Das Spiel fand unter denkbar ungünstigen klimatischen Bedingungen statt. Am Ufer der Wolga wurden bei Spielbeginn 31 Grad Celsius vermeldet - gefühlt lag die Temperatur weit darüber. Linksverteidiger Marcelo, der wegen seiner Rückenprobleme nur auf der Bank saß, blieb sicherheitshalber zum Aufwärmen im Kabineninnern. Doch das geriet rasch zur Anekdote. Denn die Mexikaner waren gewillt, dem Spiel ein infernales Tempo aufzudrücken.

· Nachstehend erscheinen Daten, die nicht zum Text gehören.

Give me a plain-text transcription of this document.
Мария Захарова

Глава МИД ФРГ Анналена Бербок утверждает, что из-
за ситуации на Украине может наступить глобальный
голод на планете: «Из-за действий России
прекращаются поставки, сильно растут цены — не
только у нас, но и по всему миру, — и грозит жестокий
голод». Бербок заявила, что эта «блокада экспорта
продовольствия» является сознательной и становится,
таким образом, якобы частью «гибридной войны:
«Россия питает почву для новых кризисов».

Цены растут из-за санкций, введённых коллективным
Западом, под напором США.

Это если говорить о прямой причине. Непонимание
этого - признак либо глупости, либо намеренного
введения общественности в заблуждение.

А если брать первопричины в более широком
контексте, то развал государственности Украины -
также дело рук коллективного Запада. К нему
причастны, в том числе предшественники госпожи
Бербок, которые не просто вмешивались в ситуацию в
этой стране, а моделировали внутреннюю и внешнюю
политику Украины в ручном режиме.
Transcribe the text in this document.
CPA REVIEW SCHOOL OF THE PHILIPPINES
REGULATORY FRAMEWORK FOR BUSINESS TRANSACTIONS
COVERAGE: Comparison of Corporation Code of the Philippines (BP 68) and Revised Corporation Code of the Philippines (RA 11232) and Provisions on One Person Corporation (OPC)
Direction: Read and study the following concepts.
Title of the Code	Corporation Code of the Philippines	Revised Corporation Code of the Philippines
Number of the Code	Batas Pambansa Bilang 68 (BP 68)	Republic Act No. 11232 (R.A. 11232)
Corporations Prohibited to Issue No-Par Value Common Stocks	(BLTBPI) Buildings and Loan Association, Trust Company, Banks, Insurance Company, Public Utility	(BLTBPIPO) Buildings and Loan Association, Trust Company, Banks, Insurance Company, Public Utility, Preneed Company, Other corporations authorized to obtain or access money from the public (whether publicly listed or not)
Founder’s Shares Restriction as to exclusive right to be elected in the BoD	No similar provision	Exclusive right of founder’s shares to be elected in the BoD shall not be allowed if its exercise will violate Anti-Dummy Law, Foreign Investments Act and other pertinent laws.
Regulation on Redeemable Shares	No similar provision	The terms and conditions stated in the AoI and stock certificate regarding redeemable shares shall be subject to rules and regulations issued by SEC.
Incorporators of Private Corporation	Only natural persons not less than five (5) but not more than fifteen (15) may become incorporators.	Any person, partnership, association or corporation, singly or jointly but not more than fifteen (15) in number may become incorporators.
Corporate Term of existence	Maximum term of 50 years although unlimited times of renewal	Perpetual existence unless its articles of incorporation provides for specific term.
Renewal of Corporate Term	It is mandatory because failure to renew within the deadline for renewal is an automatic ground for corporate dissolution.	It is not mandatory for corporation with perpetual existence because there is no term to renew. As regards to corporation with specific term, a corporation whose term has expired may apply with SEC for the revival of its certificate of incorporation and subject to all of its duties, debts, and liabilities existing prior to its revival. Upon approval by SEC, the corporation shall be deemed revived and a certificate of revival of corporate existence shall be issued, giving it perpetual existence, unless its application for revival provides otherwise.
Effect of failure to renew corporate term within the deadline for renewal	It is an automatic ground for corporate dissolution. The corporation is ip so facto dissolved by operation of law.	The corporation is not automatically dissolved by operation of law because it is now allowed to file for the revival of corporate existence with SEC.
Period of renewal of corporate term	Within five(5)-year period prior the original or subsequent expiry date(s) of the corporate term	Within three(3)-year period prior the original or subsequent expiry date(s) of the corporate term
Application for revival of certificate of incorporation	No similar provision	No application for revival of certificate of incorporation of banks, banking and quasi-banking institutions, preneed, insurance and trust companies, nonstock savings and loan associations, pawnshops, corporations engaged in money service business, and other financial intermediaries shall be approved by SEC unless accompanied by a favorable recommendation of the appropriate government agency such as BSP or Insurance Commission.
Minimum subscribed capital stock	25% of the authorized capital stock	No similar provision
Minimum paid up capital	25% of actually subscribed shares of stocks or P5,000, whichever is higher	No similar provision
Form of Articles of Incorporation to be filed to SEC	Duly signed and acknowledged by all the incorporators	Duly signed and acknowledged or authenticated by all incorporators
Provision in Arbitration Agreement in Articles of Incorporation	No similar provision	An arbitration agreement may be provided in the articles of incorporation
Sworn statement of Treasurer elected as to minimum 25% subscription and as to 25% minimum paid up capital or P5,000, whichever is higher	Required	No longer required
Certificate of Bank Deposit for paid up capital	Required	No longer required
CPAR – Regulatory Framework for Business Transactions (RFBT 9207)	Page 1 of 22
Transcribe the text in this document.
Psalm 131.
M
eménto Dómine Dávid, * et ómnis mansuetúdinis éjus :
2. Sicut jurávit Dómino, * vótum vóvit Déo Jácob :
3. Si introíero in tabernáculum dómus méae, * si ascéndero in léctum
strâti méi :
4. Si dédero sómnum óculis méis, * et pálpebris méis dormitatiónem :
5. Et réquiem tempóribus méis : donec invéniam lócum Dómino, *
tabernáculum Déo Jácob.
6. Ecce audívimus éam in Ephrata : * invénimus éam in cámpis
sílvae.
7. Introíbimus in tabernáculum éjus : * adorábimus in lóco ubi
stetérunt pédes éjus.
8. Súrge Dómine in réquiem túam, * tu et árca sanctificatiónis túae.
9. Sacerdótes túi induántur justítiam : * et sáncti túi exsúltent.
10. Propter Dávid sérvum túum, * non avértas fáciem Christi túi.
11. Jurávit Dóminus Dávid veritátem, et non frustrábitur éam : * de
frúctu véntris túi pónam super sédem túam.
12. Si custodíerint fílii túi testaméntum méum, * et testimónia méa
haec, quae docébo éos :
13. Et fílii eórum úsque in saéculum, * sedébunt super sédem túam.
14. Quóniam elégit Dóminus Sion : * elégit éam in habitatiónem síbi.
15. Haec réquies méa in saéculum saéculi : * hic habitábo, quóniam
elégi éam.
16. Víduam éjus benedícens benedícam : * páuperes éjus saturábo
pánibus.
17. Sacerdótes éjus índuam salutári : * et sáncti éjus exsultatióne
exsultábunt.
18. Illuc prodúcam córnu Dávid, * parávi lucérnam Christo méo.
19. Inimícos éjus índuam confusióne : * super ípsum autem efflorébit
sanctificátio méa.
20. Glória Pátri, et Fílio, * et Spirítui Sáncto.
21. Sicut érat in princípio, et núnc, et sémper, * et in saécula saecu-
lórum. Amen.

Mehr noch: In den ersten 25 Minuten schienen sie von der Idee beseelt zu sein, die Mannschaft von Joachim Löw zu rehabilitieren. Das DFB-Team, so konnte man das Spiel der Mexikaner gegen Brasilien auch lesen, war im Auftaktspiel eben nicht nur an sich selbst, sondern auch an einer mexikanischen Elf gescheitert, die besser organisiert ist als vor einem guten Jahrhundert die Revolutionstruppen des Pancho Villa. Zwar hatten sie nur wenige Chancen, die so hervorragend waren wie der in letzter Sekunde abgeblockte Schuss von Hirving Lozano (2. Minute). Aber die Aktionen des Dreiersturms aus Carlos Vela, Javier "Chicharito" Hernández und eben Lozano rochen immer nach Schwarzpulver.

Mexiko hält den Belästigungen der Brasilianer stand

Sei es, ob sie mit der Maßgabe auf den Platz gegangen waren, ihre Kräfte einzuteilen, oder ob es nur an den Mexikanern lag - von den Brasilianern war lange nichts zu sehen. Die Mexikaner verstellten die Wege so geschickt, dass die Brasilianer ihr Offensivquartett - Willian, Gabriel Jesús, Coutinho und Neymar - nur mit Pässen in den Fuß, nie in den Raum bedienen konnten. "Wir mussten leiden, es war sehr schwer. Wir wussten, dass wir vorne nur einen rein machen müssen, weil wir hinten sicher stehen", sagte Neymar.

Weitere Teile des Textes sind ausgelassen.